Siempre se había hecho propósitos de año nuevo que nunca había cumplido y que había olvidado tras la primera semana, para recordarlos sistemáticamente cada nuevo treinta de diciembre. Entonces se repetía a sí mismo “Este año, sí”. Pero no. Al final, ese año tampoco.
Eran los típicos propósitos que todo el mundo se hacía. Perder peso. Hacer ejercicio. Dejar de fumar. Aprender inglés. Leer más. Ir a más conciertos. Aprender cosas. Enamorarse… Pero llegando las navidades se daba cuenta de que estaba un poco más gordo; que no era capaz de subir dos pisos sin perder el aliento; que su cenicero siempre tenía más colillas de la cuenta; que no entendía nada cuando un turista perdido por su ciudad le decía “Excuse me, could you help me?”; que ni había comprado un solo libro, ni había pisado la biblioteca; que toda la música que escuchaba se reducía a la que ponía el conductor del autobús; que no sólo no sabía nada nuevo, sino que también había olvidado cosas; que seguía solo, sin nadie que le abrazara, que le saludara cuando volvía a casa, que le felicitase por su cumpleaños…

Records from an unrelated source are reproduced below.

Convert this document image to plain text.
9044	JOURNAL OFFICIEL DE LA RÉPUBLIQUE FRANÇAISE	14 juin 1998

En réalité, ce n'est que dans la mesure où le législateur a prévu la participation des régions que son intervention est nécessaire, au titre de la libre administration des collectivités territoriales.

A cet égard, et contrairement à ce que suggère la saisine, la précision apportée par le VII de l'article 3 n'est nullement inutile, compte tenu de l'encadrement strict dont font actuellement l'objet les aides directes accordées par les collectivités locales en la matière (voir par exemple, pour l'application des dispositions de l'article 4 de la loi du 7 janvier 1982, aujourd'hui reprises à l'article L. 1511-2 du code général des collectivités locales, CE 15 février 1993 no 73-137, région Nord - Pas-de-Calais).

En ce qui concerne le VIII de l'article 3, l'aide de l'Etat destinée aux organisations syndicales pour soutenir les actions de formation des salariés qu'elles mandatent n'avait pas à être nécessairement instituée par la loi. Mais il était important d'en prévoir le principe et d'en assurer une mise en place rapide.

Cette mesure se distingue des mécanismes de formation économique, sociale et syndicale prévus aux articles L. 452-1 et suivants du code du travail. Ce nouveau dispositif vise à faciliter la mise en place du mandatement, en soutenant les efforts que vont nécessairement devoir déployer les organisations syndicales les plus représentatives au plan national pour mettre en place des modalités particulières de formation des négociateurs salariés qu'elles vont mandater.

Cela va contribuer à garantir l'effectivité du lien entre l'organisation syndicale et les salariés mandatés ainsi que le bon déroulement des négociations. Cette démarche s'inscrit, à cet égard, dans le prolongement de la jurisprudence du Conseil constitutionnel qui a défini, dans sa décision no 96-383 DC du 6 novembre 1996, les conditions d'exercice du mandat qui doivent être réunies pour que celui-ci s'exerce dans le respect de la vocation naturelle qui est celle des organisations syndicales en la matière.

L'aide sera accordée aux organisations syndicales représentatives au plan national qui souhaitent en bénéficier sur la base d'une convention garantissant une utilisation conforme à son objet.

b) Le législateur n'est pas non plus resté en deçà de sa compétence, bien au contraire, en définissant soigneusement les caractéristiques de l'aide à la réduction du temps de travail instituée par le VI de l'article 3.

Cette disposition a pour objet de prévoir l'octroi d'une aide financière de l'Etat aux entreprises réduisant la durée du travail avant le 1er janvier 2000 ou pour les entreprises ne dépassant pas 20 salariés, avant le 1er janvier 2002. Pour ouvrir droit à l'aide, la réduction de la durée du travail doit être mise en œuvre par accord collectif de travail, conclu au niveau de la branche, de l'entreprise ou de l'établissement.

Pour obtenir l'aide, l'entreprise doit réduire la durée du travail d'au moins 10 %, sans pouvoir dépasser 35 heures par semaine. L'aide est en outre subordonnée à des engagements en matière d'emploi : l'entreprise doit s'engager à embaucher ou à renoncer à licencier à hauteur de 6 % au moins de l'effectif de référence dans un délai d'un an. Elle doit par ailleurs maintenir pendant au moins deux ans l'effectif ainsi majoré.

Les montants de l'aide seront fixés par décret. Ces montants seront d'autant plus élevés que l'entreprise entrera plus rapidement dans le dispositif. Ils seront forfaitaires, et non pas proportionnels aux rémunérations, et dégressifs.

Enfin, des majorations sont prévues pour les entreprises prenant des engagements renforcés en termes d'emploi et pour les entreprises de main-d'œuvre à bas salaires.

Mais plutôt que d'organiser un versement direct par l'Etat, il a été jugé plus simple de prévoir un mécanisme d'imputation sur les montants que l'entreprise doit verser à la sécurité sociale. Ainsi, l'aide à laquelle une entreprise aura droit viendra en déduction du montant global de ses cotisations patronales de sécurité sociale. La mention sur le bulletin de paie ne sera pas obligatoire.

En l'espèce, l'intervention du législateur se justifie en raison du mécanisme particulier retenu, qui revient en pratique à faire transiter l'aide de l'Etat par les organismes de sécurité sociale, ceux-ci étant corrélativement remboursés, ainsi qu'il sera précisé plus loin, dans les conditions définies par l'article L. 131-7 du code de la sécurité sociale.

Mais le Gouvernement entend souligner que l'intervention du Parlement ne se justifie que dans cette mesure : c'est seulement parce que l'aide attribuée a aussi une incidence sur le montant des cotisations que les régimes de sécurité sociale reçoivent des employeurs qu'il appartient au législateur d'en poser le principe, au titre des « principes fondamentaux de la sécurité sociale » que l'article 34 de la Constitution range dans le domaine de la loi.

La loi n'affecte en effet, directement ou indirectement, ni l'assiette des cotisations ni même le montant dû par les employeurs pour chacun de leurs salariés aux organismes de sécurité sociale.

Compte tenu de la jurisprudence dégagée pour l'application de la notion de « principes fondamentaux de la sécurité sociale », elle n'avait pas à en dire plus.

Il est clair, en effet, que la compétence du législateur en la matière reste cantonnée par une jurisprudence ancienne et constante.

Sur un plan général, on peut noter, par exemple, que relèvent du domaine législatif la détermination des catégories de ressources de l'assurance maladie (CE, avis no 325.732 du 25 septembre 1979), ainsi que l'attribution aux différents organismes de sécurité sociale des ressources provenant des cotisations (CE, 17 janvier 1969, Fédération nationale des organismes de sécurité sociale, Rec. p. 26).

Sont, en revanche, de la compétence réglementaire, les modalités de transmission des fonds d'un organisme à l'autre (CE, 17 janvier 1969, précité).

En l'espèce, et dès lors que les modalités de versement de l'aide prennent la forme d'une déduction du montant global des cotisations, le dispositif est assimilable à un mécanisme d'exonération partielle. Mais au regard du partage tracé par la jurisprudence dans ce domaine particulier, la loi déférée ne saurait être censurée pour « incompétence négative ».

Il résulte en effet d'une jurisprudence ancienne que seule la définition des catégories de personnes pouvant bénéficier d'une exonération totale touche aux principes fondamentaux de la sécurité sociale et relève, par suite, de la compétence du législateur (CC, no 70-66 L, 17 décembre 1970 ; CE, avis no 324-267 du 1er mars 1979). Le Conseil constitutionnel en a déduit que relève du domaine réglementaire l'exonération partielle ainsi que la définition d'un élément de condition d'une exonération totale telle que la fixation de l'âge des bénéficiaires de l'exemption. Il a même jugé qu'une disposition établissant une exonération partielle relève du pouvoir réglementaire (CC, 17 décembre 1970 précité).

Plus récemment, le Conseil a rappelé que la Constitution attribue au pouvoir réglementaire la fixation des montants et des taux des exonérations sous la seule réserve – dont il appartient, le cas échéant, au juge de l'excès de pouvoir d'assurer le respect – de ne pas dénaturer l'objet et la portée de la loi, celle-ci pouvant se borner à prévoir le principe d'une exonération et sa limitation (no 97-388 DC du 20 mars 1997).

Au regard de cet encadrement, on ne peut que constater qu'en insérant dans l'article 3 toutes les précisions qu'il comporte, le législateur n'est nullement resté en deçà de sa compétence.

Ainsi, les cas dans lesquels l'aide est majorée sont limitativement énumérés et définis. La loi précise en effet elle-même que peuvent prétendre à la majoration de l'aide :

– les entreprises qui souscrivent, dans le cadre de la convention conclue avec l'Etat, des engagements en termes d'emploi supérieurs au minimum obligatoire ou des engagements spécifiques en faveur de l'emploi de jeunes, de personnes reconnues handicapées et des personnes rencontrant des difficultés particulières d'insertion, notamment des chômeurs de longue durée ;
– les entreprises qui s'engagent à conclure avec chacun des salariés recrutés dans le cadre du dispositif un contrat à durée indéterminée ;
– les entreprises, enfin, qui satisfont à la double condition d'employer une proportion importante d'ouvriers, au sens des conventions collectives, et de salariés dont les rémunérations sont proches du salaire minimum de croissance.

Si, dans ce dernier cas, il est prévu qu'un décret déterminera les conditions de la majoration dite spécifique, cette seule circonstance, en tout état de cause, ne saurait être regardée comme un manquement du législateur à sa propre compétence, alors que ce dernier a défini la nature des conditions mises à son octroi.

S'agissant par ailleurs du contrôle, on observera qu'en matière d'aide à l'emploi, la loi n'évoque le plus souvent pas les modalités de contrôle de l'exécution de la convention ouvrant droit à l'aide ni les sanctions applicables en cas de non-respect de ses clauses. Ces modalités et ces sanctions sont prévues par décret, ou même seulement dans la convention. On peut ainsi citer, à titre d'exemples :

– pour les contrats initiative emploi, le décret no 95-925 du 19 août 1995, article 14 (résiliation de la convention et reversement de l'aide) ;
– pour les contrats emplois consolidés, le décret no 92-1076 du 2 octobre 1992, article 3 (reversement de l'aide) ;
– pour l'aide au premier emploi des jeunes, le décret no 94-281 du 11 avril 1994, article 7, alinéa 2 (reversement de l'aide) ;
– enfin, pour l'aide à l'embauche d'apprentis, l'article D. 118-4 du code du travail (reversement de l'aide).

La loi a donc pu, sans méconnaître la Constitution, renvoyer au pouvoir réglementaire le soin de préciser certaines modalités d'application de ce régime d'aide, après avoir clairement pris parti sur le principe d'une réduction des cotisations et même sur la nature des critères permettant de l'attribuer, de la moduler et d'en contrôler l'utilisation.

Así que ese año se propuso realmente hacerse propósitos que sí pudiera cumplir. Siguiendo la máxima del ‘si no puedes con tu enemigo…’, se dijo que, ya que no era capaz de mejorar su vida, disfrutaría destrozando la de los demás. Evidentemente, no pensaba ir dando palizas por ahí. Ni siquiera insultando. No pensaba enfadarse. Quería disfrutar con ello. Por ejemplo, esperaría a que una de estas parejas que van por las casas difundiendo “la palabra del señor” (deseaba con todas sus fuerzas que fuesen chicas jóvenes, o señoras mayores, o una pareja mixta con un miembro de cada uno de estos sectores), y a las que tantas veces había dado largas, apareciera por allí para, por el telefonillo, decirles que sí, que estaba encantado e invitarlas a pasar. Cuando ellas llegaran arriba, les abriría completamente desnudo y, con una enorme sonrisa, les diría “Pasen, pasen”. Esperaría su negativa, su “Bueno, si está ocupado podemos volver en otro momento”, para acercarse a ellas y agarrarlas del brazo o echárselo por los hombros y decirles Nno, no qué va, si estoy muy interesado… quiero que me lo expliquen… pónganse cómodas”. Y tirar de ellas para dentro de la casa, sin perder en ningún momento la sonrisa, sin forzarlas. Y ver sus caras desencajadas, el terror en sus rostro… y verlas correr despavoridas escaleras abajo…
Sí. Eso haría.
Han pasado tres meses y medio. Contra todo pronóstico, él no ha olvidado su propósito. Ella va con su tía, la solterona, acercándose irremediablemente a su casa. Su madre la obligó a acompañarla como castigo por su comportamiento un tanto, digamos, descocado. Llegan al portal. En el segundo timbre al que llaman tienen suerte y, tras decirle a la voz quiénes son y cuáles son sus intenciones, nuestro protagonista les dice que sí, que está encantado, muy interesado. La puerta zumba, ellas abren y suben las escaleras.